Apartamento tem que ter três quartos, dois banheiros e uma bela vista por
favor. No interior as necessidades não são assim tão urgentes. Depois, tem
outra, todo mundo sabe que as coisas no interior saem pela metade do preço e o
dobro da qualidade, acaba o cara tendo o mesmo poder de compra que aqui com o
triplo de qualidade de vida. Só que tem uma coisa que lá fora se tem e que aqui
já se perdeu a horas. E isto para mim não tem preço, é o que a Noela tentava dizer.

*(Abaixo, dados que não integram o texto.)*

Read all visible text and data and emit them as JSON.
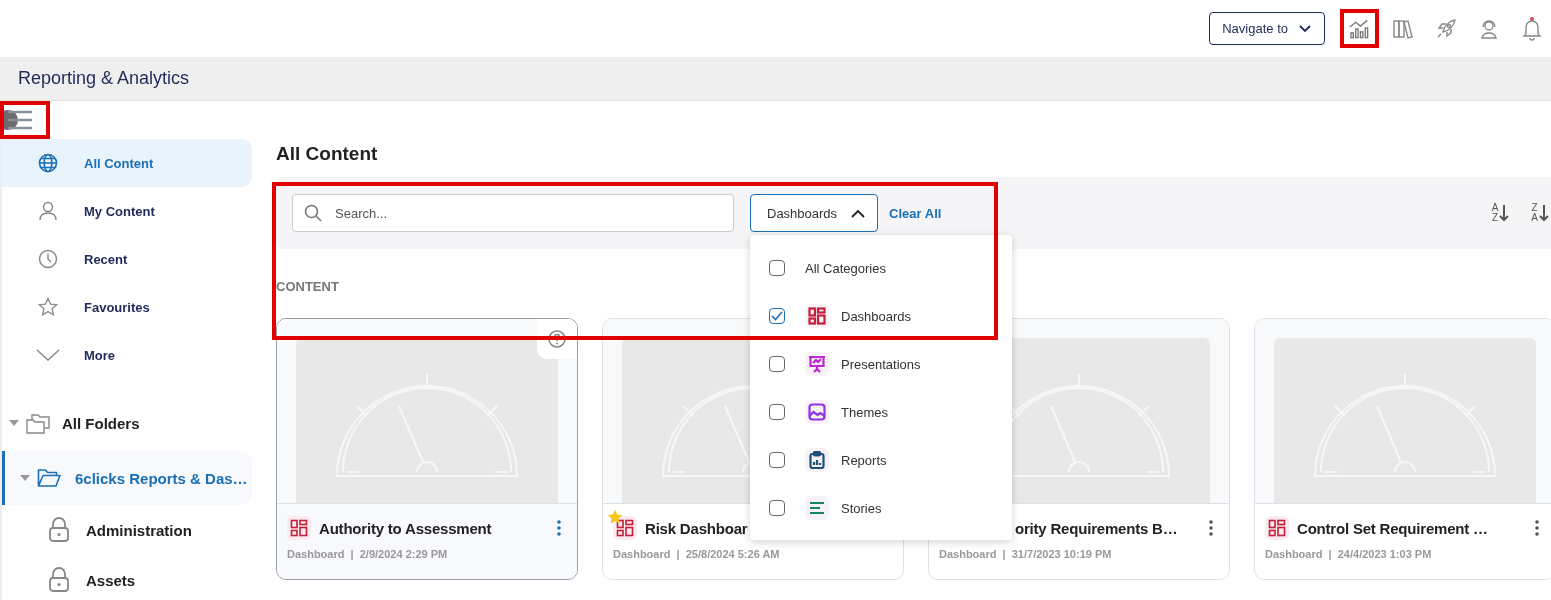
{
  "header": {
    "navigate_button": "Navigate to",
    "icons": [
      {
        "kind": "analytics",
        "selected": true
      },
      {
        "kind": "library",
        "selected": false
      },
      {
        "kind": "rocket",
        "selected": false
      },
      {
        "kind": "support",
        "selected": false
      },
      {
        "kind": "bell",
        "selected": false
      }
    ]
  },
  "page_title": "Reporting & Analytics",
  "sidebar": {
    "items": [
      {
        "label": "All Content",
        "kind": "globe",
        "selected": true
      },
      {
        "label": "My Content",
        "kind": "person",
        "selected": false
      },
      {
        "label": "Recent",
        "kind": "clock",
        "selected": false
      },
      {
        "label": "Favourites",
        "kind": "star",
        "selected": false
      },
      {
        "label": "More",
        "kind": "chevron",
        "selected": false
      }
    ],
    "folders": {
      "label": "All Folders",
      "expanded": true,
      "children": [
        {
          "label": "6clicks Reports & Das…",
          "expanded": true,
          "selected": true,
          "children": [
            {
              "label": "Administration"
            },
            {
              "label": "Assets"
            }
          ]
        }
      ]
    }
  },
  "main": {
    "heading": "All Content",
    "search": {
      "placeholder": "Search..."
    },
    "filter": {
      "label": "Dashboards",
      "open": true
    },
    "clear_all": "Clear All",
    "sort_buttons": [
      {
        "top": "A",
        "bottom": "Z"
      },
      {
        "top": "Z",
        "bottom": "A"
      }
    ],
    "section_label": "CONTENT",
    "cards": [
      {
        "title": "Authority to Assessment",
        "meta": "Dashboard  |  2/9/2024 2:29 PM",
        "favourite": false,
        "hovered": true,
        "icon_visible": true,
        "menu_visible": true
      },
      {
        "title": "Risk Dashboar",
        "meta": "Dashboard  |  25/8/2024 5:26 AM",
        "favourite": true,
        "hovered": false,
        "icon_visible": true,
        "menu_visible": false
      },
      {
        "title": "ority Requirements B…",
        "meta": "Dashboard  |  31/7/2023 10:19 PM",
        "favourite": false,
        "hovered": false,
        "icon_visible": false,
        "menu_visible": true
      },
      {
        "title": "Control Set Requirement …",
        "meta": "Dashboard  |  24/4/2023 1:03 PM",
        "favourite": false,
        "hovered": false,
        "icon_visible": true,
        "menu_visible": true
      }
    ],
    "dropdown_options": [
      {
        "label": "All Categories",
        "checked": false,
        "kind": "none"
      },
      {
        "label": "Dashboards",
        "checked": true,
        "kind": "dashboard",
        "color": "#c41e3a"
      },
      {
        "label": "Presentations",
        "checked": false,
        "kind": "presentation",
        "color": "#c026d3"
      },
      {
        "label": "Themes",
        "checked": false,
        "kind": "image",
        "color": "#9333ea"
      },
      {
        "label": "Reports",
        "checked": false,
        "kind": "clipboard",
        "color": "#1e4f7a"
      },
      {
        "label": "Stories",
        "checked": false,
        "kind": "lines",
        "color": "#11866a"
      }
    ]
  }
}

É o sentimento de comunidade, o sentimento que todos tem um compromisso social
com todos. Everybody care about everyone, that’s nice. Todos se cumprimentam na
rua e se conhecem, isto não é fofoca, é qualidade de vida.
Eu tenho pensado muito
em ir morar no interior. Não é uma fuga, é uma escolha. Tanto não é uma fuga
que eu estou ficando muito bem colocado aqui nesta sociedade louca, estou bem
encaixado, bem louco. Os grandes caciques da minha área me reconhecem e me
consideram um louco a compartilhar privilégios. Trabalho feito louco, estudo
feito louco e, agora, estou podendo passar a fazer o que é bom nesta comunidade
louca: consumir como louco. Como eu sou jovem, forte, bonito, rico e
inteligente, venço qualquer competição contra indivíduos menos favorecidos. E
como estou fazendo tudo, direitinho, como a sociedade urbana neoliberal
idealiza como bom, estou sendo muito bem recompensado e mais linhas de crédito
estão se abrindo para que eu possa ficar ainda mais fisgado nesta vida. Mas eu
sou bagre velho e já carrego outros anzóis no beiço (lembra dos automóveis).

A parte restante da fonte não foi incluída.